Sources of Performance and Risk Data: Morningstar Direct, INET BFA and Bloomberg.
The risk free asset assumed for the calculation of Sharpe ratios: STEFI Composite Index.
The highest and lowest annualised performance numbers are based on 10 non-overlapping one
year periods or the number of non-overlapping one year periods from inception where
performance history does not yet exist for 10 years.
Trustee Information
Standard Bank of South Africa LTD
Tel no.: 021 441 4100, E-mail: [email protected]
Downside risk
The likelihood of a fund's potential to decline in value if market conditions deteriorate.
Market capitalization (or market cap)
Market capitalization (or market cap) is the total value of the issued shares of a publicly listed and
traded company. It is calculated by multiplying the share price by the number of ordinary shares in
issue. It is used to determine a company's size and value as a listed entity on the South African
stock exchange, as opposed to sales or total asset figures.
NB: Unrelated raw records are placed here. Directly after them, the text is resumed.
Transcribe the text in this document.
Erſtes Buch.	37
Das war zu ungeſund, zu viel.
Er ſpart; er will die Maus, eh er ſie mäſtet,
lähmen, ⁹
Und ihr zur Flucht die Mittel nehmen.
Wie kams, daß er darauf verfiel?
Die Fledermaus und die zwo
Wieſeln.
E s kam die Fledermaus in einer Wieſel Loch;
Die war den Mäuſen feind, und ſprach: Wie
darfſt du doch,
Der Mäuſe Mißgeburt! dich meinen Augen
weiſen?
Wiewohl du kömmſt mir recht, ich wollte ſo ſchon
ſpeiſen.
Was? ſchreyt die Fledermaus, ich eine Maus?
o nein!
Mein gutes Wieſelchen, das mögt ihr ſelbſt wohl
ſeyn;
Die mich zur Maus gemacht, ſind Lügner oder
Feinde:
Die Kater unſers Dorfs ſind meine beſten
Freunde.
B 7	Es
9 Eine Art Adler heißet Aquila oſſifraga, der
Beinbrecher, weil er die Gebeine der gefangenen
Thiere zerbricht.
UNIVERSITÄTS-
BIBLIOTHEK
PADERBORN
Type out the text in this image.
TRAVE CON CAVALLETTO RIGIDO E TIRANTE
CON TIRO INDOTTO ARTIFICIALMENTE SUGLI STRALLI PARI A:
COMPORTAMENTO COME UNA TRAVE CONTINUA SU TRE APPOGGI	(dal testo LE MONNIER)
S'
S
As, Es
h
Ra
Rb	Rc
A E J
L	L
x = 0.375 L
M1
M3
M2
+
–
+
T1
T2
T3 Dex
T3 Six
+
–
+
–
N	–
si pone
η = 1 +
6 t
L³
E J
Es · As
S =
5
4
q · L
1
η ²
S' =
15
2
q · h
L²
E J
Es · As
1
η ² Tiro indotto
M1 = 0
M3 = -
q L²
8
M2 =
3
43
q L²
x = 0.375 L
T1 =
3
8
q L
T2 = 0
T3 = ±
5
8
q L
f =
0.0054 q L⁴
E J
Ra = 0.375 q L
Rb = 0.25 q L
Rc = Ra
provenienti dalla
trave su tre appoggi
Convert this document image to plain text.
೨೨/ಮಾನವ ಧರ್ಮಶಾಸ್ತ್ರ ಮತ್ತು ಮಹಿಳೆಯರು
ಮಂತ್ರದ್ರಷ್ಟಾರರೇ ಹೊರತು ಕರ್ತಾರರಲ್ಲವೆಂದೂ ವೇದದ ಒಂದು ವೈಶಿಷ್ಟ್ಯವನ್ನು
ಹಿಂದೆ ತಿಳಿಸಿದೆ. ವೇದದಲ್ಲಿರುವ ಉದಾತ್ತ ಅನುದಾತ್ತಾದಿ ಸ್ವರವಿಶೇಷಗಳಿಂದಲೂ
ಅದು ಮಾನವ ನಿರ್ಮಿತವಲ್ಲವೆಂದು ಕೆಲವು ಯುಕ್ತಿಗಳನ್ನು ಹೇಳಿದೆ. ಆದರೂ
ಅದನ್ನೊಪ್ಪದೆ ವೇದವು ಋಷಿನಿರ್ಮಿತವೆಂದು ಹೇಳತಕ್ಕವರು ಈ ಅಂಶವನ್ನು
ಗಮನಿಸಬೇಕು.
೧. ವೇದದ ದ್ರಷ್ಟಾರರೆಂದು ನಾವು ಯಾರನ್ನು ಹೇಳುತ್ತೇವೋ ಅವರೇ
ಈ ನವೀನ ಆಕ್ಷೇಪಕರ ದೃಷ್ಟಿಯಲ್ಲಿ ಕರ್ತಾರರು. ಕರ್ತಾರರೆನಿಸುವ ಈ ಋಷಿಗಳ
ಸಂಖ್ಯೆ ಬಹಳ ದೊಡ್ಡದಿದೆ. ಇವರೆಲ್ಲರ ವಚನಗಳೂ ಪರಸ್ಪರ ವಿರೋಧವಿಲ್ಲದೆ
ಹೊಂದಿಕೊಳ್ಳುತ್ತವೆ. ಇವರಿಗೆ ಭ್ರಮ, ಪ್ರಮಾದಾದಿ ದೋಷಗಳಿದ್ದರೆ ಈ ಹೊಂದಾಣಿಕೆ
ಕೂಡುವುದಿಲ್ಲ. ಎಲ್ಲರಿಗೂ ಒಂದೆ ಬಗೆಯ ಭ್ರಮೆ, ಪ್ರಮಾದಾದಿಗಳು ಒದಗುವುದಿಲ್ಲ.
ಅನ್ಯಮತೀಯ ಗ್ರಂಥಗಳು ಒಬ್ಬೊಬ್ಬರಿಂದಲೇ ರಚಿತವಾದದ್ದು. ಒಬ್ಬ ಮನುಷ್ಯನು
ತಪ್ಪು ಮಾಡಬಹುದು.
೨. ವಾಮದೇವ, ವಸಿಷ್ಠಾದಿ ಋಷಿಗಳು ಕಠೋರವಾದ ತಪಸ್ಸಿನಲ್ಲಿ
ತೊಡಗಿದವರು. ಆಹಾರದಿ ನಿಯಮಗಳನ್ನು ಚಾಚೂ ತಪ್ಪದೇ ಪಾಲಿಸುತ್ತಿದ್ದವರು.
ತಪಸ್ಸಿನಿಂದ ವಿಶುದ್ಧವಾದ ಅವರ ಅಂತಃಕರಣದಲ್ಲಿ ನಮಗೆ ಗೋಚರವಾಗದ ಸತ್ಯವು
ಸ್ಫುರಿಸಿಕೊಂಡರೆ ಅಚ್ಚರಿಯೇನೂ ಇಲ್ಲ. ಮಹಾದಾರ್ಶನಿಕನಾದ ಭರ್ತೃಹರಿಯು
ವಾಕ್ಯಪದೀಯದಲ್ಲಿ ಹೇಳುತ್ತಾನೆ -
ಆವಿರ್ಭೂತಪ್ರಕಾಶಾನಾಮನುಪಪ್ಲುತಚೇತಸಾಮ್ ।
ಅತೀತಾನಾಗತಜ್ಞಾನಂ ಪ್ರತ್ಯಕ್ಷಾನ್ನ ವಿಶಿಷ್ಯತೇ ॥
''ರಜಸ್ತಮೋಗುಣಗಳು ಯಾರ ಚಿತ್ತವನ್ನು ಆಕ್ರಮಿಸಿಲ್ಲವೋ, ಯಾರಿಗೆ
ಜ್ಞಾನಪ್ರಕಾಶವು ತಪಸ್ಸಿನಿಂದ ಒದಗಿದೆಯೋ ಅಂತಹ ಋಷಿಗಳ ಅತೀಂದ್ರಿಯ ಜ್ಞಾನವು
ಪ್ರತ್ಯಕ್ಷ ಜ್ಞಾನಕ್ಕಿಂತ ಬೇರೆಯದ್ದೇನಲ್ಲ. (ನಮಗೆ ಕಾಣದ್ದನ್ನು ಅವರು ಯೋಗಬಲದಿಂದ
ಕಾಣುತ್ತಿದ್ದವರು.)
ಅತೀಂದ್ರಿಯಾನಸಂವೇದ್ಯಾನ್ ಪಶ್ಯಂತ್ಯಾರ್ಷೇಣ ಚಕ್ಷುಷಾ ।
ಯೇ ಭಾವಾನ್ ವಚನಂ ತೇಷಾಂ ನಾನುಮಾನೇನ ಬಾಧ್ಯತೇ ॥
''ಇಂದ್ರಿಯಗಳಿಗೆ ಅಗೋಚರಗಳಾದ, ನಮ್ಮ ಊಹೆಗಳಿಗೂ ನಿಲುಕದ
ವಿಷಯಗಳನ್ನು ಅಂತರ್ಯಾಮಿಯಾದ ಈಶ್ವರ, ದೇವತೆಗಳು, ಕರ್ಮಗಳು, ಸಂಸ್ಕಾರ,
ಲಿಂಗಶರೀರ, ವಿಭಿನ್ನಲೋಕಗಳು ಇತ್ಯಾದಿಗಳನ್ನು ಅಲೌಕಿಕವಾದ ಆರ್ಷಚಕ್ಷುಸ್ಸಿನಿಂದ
Sanlam's Pragmatic Value Investment Style
This is a philosophy which enables our fund managers to make rational - not emotional - decisions
based on in-depth research. This gives them insight into what an asset is truly worth, not what
investors are willing to pay based on greed or fear. We take a more practical (pragmatic) approach
and invest in stocks that are, in our opinion, trading below their fair value but which do not strictly
qualify as value stocks from a theoretical perspective.
Sharpe ratio
The Sharpe ratio measures risk-adjusted performance of an investment or portfolio. It measures
the amount of risk associated with the returns generated by the portfolio and indicates whether a
portfolio’s returns are due to excessive risk or not. The greater a portfolio’s Sharpe ratio, the better
its risk-adjusted performance has been (i.e. a higher return with a contained risk profile, where the
portfolio manager is not taking excessive risk to achieve those returns).